Personally, I'm the exact opposite of Screaming Blondie - ever since I could drive, I've wanted to run over small animals in the road. I haven't, though, and Isuspect it would be immoral.

Histor

Anonymous said...

Teaching in a girls' school does inure one, most of the time. Mind you, I'm now slightly deaf, with severe loss of acuity.

Girls are not only shrill: they're devious, spiteful and sly. Despite the noise, mess and aggresion, boys are infinitely preferable: you know where you are with them.

Anonymous said...

Sorry - 'aggression'.

Memo to self: use preview function.

Lucille said...

I'm no farm girl, but I live in a more rural area now than the town where I grew up, and dead animals don't really intimidate me much.

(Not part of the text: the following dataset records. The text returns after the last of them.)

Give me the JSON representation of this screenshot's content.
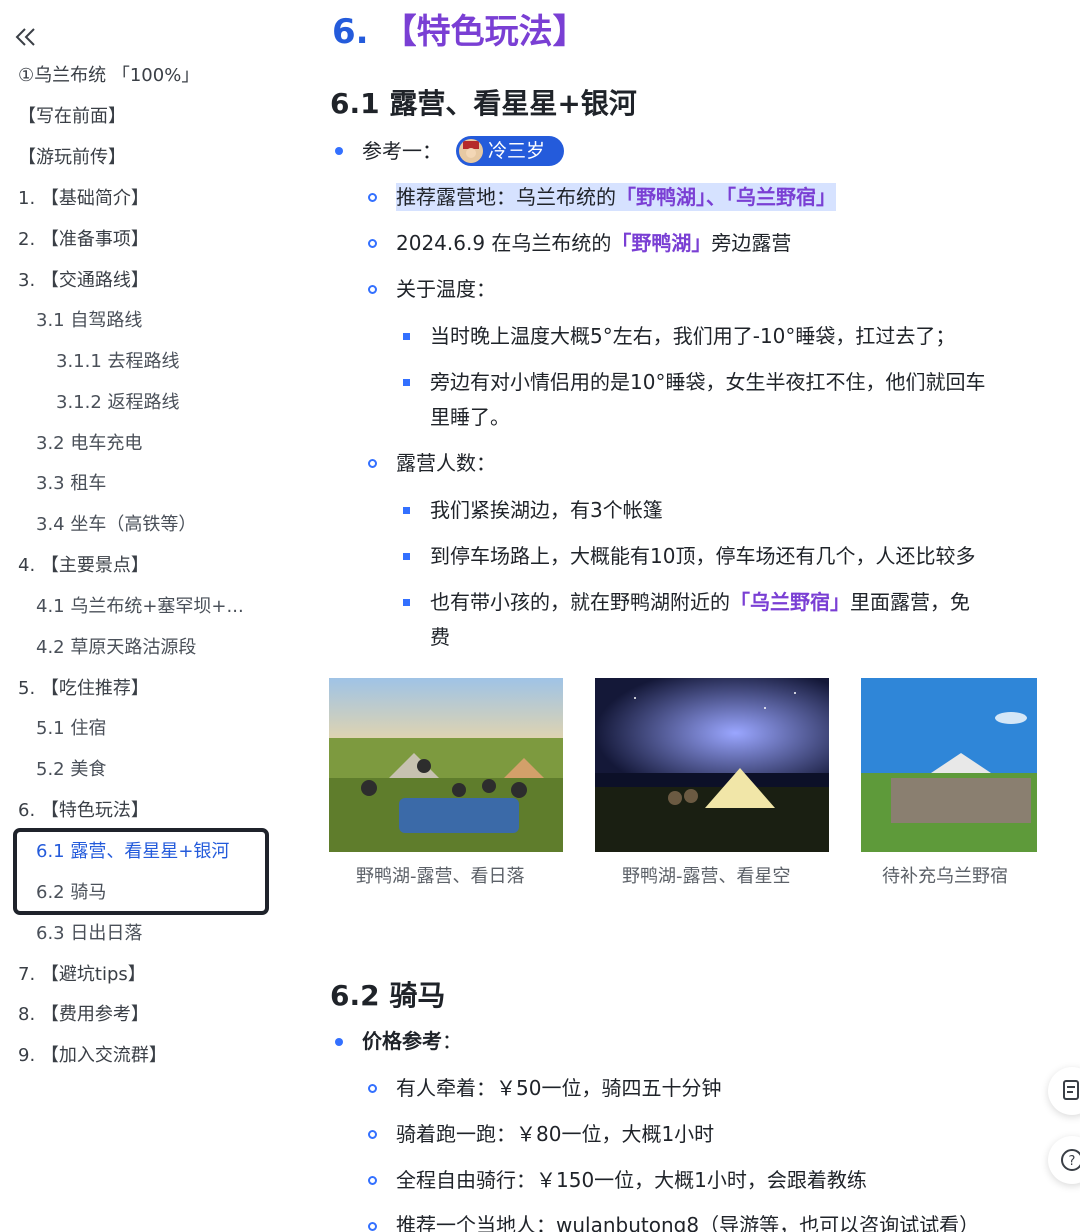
{
  "sidebar": {
    "collapse_icon": "double-chevron-left-icon",
    "items": [
      {
        "label": "①乌兰布统 「100%」",
        "level": 0
      },
      {
        "label": " 【写在前面】",
        "level": 0
      },
      {
        "label": " 【游玩前传】",
        "level": 0
      },
      {
        "label": "1. 【基础简介】",
        "level": 0
      },
      {
        "label": "2. 【准备事项】",
        "level": 0
      },
      {
        "label": "3. 【交通路线】",
        "level": 0
      },
      {
        "label": "3.1 自驾路线",
        "level": 1
      },
      {
        "label": "3.1.1 去程路线",
        "level": 2
      },
      {
        "label": "3.1.2 返程路线",
        "level": 2
      },
      {
        "label": "3.2 电车充电",
        "level": 1
      },
      {
        "label": "3.3 租车",
        "level": 1
      },
      {
        "label": "3.4 坐车（高铁等）",
        "level": 1
      },
      {
        "label": "4. 【主要景点】",
        "level": 0
      },
      {
        "label": "4.1 乌兰布统+塞罕坝+...",
        "level": 1
      },
      {
        "label": "4.2 草原天路沽源段",
        "level": 1
      },
      {
        "label": "5. 【吃住推荐】",
        "level": 0
      },
      {
        "label": "5.1 住宿",
        "level": 1
      },
      {
        "label": "5.2 美食",
        "level": 1
      },
      {
        "label": "6. 【特色玩法】",
        "level": 0
      },
      {
        "label": "6.1 露营、看星星+银河",
        "level": 1,
        "active": true
      },
      {
        "label": "6.2 骑马",
        "level": 1
      },
      {
        "label": "6.3 日出日落",
        "level": 1
      },
      {
        "label": "7. 【避坑tips】",
        "level": 0
      },
      {
        "label": "8. 【费用参考】",
        "level": 0
      },
      {
        "label": "9. 【加入交流群】",
        "level": 0
      }
    ]
  },
  "main": {
    "h1_num": "6.",
    "h1_text": "【特色玩法】",
    "s61": {
      "title": "6.1 露营、看星星+银河",
      "ref_label": "参考一：",
      "mention": "冷三岁",
      "rec_prefix": "推荐露营地：乌兰布统的",
      "rec_hl1": "「野鸭湖」",
      "rec_sep": "、",
      "rec_hl2": "「乌兰野宿」",
      "date_prefix": "2024.6.9 在乌兰布统的",
      "date_hl": "「野鸭湖」",
      "date_suffix": "旁边露营",
      "temp_label": "关于温度：",
      "temp_1": "当时晚上温度大概5°左右，我们用了-10°睡袋，扛过去了；",
      "temp_2a": "旁边有对小情侣用的是10°睡袋，女生半夜扛不住，他们就回车",
      "temp_2b": "里睡了。",
      "people_label": "露营人数：",
      "people_1": "我们紧挨湖边，有3个帐篷",
      "people_2": "到停车场路上，大概能有10顶，停车场还有几个，人还比较多",
      "people_3_prefix": "也有带小孩的，就在野鸭湖附近的",
      "people_3_hl": "「乌兰野宿」",
      "people_3_suffix": "里面露营，免",
      "people_3b": "费",
      "captions": [
        "野鸭湖-露营、看日落",
        "野鸭湖-露营、看星空",
        "待补充乌兰野宿"
      ]
    },
    "s62": {
      "title": "6.2 骑马",
      "price_label": "价格参考",
      "price_colon": "：",
      "p1": "有人牵着：￥50一位，骑四五十分钟",
      "p2": "骑着跑一跑：￥80一位，大概1小时",
      "p3": "全程自由骑行：￥150一位，大概1小时，会跟着教练",
      "p4": "推荐一个当地人：wulanbutong8（导游等，也可以咨询试试看）"
    }
  },
  "float_buttons": [
    "document-icon",
    "help-icon"
  ],
  "colors": {
    "accent_blue": "#245bdb",
    "highlight_purple": "#7a3fd4",
    "bullet_blue": "#3370ff",
    "mark_bg": "#d6e2ff"
  }
}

I can imagine one of my sister's friends acting like that, however.

John said...

I blame Walt Disney. It's all those anthropomorphic "educational" animal films every Sunday night.

Cheers,

-John-

Anonymous said...

I just had a most unpleasant thought re-watching the hysteria:

I wonder how many abortions she's had without batting an eye.

BillyHW said...

You see, that's why women shouldn't get to vote.

Histor said...

Combining John's comment with this...

"I wonder how many abortions she's had without batting an eye."

I figured out the solution to abortion: Make Disney produce anthropomorphic videos about fetuses.

Histor

P.S. I'm betting she's relied exclusively on Plan B. The young folks are canny in their use of anti-reproductive medications nowadays. Goes with the general technological skills.

M. Alexander said...

I didn't need to watch the whole thing to begin to understand your misogyny.

The last time I hit a bird, my daughter Anastasia and I were driving to or from Chicago- a 16 hr road trip. We drove, we talked, we camped, we gossiped, we listened to Johnny Cash, we drank Mike's hard lemonade and we decided that Ana really would go to Loyola this Fall.

And we never even noticed the bird that was morphed into the front grill. No idea when we hit it. And there was no remorse involved.

Hilary Jane Margaret White said...

I was in a car, that I was not driving, when we hit a cat, once upon a time. The road followed the local rail line and the cat had been startled by a train and was dashing in a panic across the road. I have to admit, I gasped loudly, and, being a softie at heart, I cried a little bit.

But I did it quietly.

J D Carriere said...

Sorry, Hilary, I just wanted to make sure I got that. You "gasped loudly", "quietly"? Is that right?

Hilary Jane Margaret White said...

gasped loudly first, having momentarily forgotten myself, then cried quietly, deeply mortified to find girly emotions lurking unpurged in my bosom.